KENTUCKY does it from the get-go, letting loose with the meaty groove of the appropriately named "The Way of the Future," and fellow heavyweights such as "Shakin' My Cage," "Rescue Me," "Hangman" and the metallic "In Our Dreams," which was co-written with Bob Marlette (Alice Cooper, Rob Zombie, Seether, Saliva). “We wanted to write a song to show the struggle people faced in a situation of disparity, who when presented with danger and chaos could rise above the physical world and escape to another dimension of peace,” explains the band of “In Our Dreams.” The group's rendition of Edwin Starr's Motown classic "War," besides being eerily timely, features a full brass attack from Jonas Butler and Ryan Stiles, while "Soul Machine" shows that BSC knows how to get a deeply funky groove, complete with backing vocals by Sandra Dye and Toynnia Dye. "Long Ride," meanwhile, is a testament of devotion, whose anthemic chorus will have fists pumping into the air whenever the group pulls it out in concert.

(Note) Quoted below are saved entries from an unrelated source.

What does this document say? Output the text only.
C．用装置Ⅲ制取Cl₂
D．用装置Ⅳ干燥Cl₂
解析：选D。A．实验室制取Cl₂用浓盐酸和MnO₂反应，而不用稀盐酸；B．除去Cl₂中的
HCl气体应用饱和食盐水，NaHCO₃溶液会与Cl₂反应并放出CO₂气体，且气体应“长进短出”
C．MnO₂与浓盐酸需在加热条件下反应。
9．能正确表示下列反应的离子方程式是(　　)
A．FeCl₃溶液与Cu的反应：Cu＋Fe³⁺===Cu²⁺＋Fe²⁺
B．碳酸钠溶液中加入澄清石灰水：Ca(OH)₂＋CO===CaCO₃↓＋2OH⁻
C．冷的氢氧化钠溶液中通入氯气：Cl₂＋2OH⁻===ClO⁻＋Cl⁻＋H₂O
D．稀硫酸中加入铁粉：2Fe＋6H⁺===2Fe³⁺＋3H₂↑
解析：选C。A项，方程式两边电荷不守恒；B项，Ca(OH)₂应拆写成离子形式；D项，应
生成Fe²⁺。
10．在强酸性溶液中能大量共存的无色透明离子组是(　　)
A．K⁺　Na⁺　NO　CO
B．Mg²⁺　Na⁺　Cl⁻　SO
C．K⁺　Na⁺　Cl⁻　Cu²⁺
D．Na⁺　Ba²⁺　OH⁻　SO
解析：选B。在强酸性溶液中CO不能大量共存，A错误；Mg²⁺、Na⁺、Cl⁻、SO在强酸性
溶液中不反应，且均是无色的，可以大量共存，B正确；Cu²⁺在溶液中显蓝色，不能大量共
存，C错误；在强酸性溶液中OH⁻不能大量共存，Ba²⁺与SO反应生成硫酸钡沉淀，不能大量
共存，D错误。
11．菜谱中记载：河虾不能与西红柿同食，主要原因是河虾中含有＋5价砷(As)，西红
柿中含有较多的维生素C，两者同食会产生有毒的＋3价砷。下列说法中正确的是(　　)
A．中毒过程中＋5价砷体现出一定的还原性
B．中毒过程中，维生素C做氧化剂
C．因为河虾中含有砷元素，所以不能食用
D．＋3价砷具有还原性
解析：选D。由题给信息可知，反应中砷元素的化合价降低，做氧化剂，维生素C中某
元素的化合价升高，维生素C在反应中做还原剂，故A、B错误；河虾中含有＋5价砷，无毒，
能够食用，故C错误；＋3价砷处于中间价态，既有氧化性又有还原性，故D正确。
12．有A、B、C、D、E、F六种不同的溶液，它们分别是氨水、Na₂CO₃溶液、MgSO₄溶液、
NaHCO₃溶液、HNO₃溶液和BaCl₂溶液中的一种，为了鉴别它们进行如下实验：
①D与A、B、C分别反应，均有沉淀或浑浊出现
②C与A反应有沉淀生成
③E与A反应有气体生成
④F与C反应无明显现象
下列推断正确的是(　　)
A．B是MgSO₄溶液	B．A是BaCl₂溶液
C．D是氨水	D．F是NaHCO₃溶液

"The songs came off more pure and not forced on this album," says Lawhon. "A lot of bands will get very political about things and be like, 'We need this kind of song' or 'We need this batch of songs for this part of our audience' and so on. With us, we just write. Once we feel like we've got the record, that's when we sit back and think about marketing angles and all that. The songs come first and foremost."

The emotional crucible of the album, meanwhile, comes via the wrenching "When Your Heart Breaks Down," a richly melodic co-write with former Shinedown guitarist Jasin Todd that takes stock of some of the costs that come with BSC's chosen life but also offers comfort to those left back home. "It's just about heartbreak and being a true rebel spirit at heart," explains Young. “We all knew the song was special, and when we were in the studio writing it Chris lost his grandpa, and he got pretty emotional when he was putting his vocal on it. It's a really wonderful song.”

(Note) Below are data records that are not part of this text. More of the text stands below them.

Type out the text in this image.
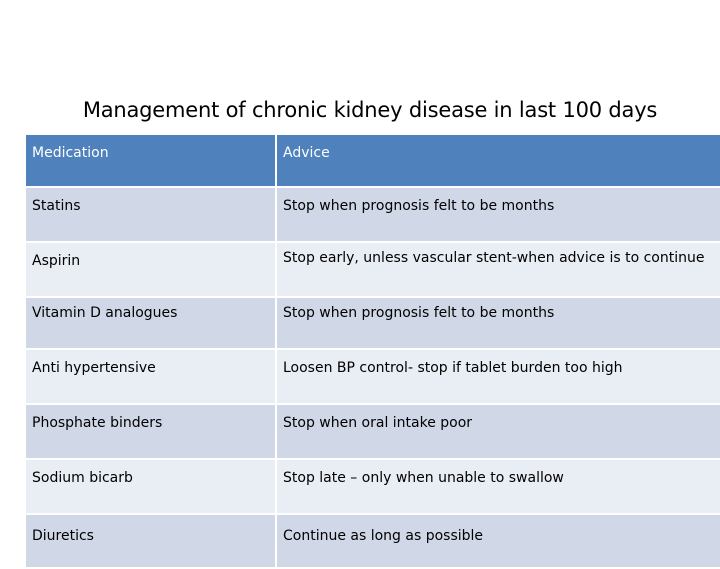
Management of chronic kidney disease in last 100 days
Medication	Advice
Statins	Stop when prognosis felt to be months
Aspirin	Stop early, unless vascular stent-when advice is to continue
Vitamin D analogues	Stop when prognosis felt to be months
Anti hypertensive	Loosen BP control- stop if tablet burden too high
Phosphate binders	Stop when oral intake poor
Sodium bicarb	Stop late – only when unable to swallow
Diuretics	Continue as long as possible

BSC is particularly proud that KENTUCKY was not only made at home but also features a corps of hometown players adding their magic to the songs, including Chris Carmichael (strings), Paul Hatchett (organ), Chad Lockhart (vocals), Boone Frogget (vocals), and Andrea Tanaro (vocals). "This album IS Kentucky," Robertson says with palpably fierce pride. "Everyone who plays on it is from Kentucky. It's in their blood just like it's in ours, and they added so much to the record."

KENTUCKY will, of course, send BSC away from Kentucky and back to its second home on the road, with a fresh batch of songs Lawhon notes, "were meant to be played live." And it's key to remember that it's the same four guys playing it now as it was in Edmonton, when they were wet behind the ears and ready to put on some miles.

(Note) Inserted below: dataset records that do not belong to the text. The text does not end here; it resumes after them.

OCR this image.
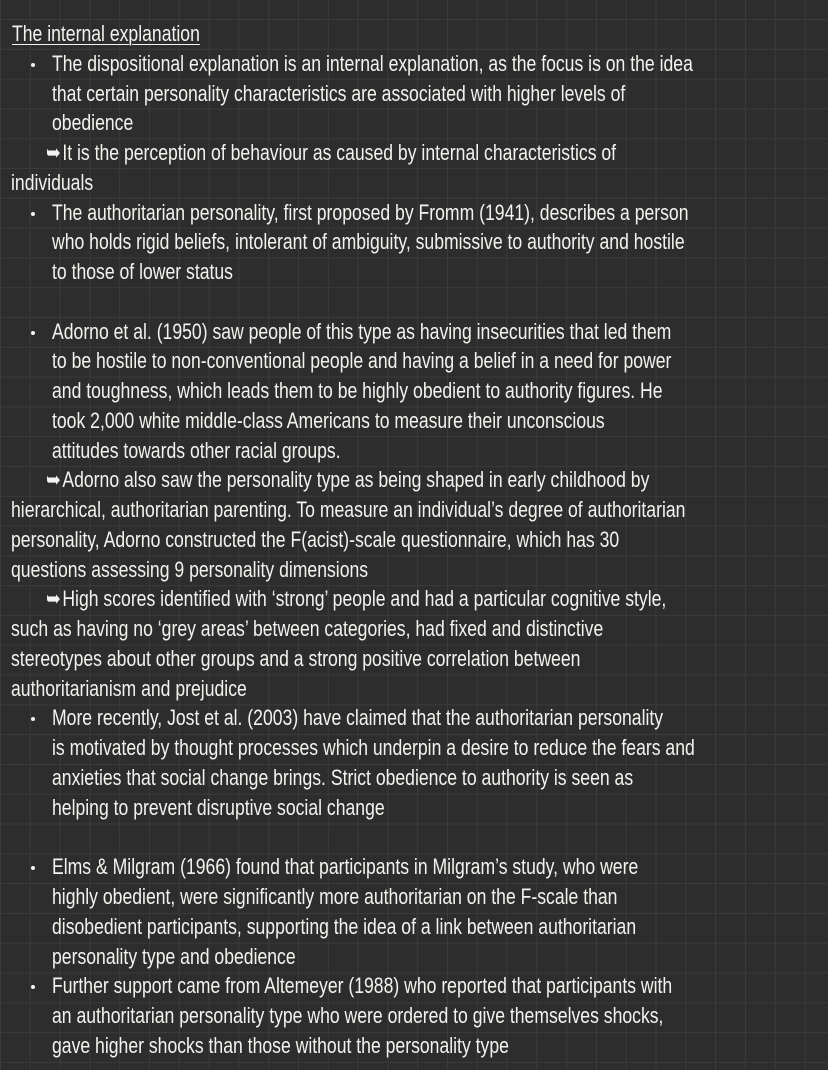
The internal explanation
The dispositional explanation is an internal explanation, as the focus is on the idea
that certain personality characteristics are associated with higher levels of
obedience
➥It is the perception of behaviour as caused by internal characteristics of
individuals
The authoritarian personality, first proposed by Fromm (1941), describes a person
who holds rigid beliefs, intolerant of ambiguity, submissive to authority and hostile
to those of lower status
Adorno et al. (1950) saw people of this type as having insecurities that led them
to be hostile to non-conventional people and having a belief in a need for power
and toughness, which leads them to be highly obedient to authority figures. He
took 2,000 white middle-class Americans to measure their unconscious
attitudes towards other racial groups.
➥Adorno also saw the personality type as being shaped in early childhood by
hierarchical, authoritarian parenting. To measure an individual’s degree of authoritarian
personality, Adorno constructed the F(acist)-scale questionnaire, which has 30
questions assessing 9 personality dimensions
➥High scores identified with ‘strong’ people and had a particular cognitive style,
such as having no ‘grey areas’ between categories, had fixed and distinctive
stereotypes about other groups and a strong positive correlation between
authoritarianism and prejudice
More recently, Jost et al. (2003) have claimed that the authoritarian personality
is motivated by thought processes which underpin a desire to reduce the fears and
anxieties that social change brings. Strict obedience to authority is seen as
helping to prevent disruptive social change
Elms & Milgram (1966) found that participants in Milgram’s study, who were
highly obedient, were significantly more authoritarian on the F-scale than
disobedient participants, supporting the idea of a link between authoritarian
personality type and obedience
Further support came from Altemeyer (1988) who reported that participants with
an authoritarian personality type who were ordered to give themselves shocks,
gave higher shocks than those without the personality type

"It's cool we've been able to be the same four guys just doing it, putting out albums. You don't see that many bands who are the same members after all these years," says Wells. "We're friends first, and from the beginning it's always been four equals. That's what's kept us together. We're all in it, all on the team. It takes four of us to lead the band, not just one." And, Robertson adds, everyone in BSC shares the same credo.

"Music is life, life is music," he says. "It's faith, family and music. Those are the things that are quintessential for my life -- for all our lives."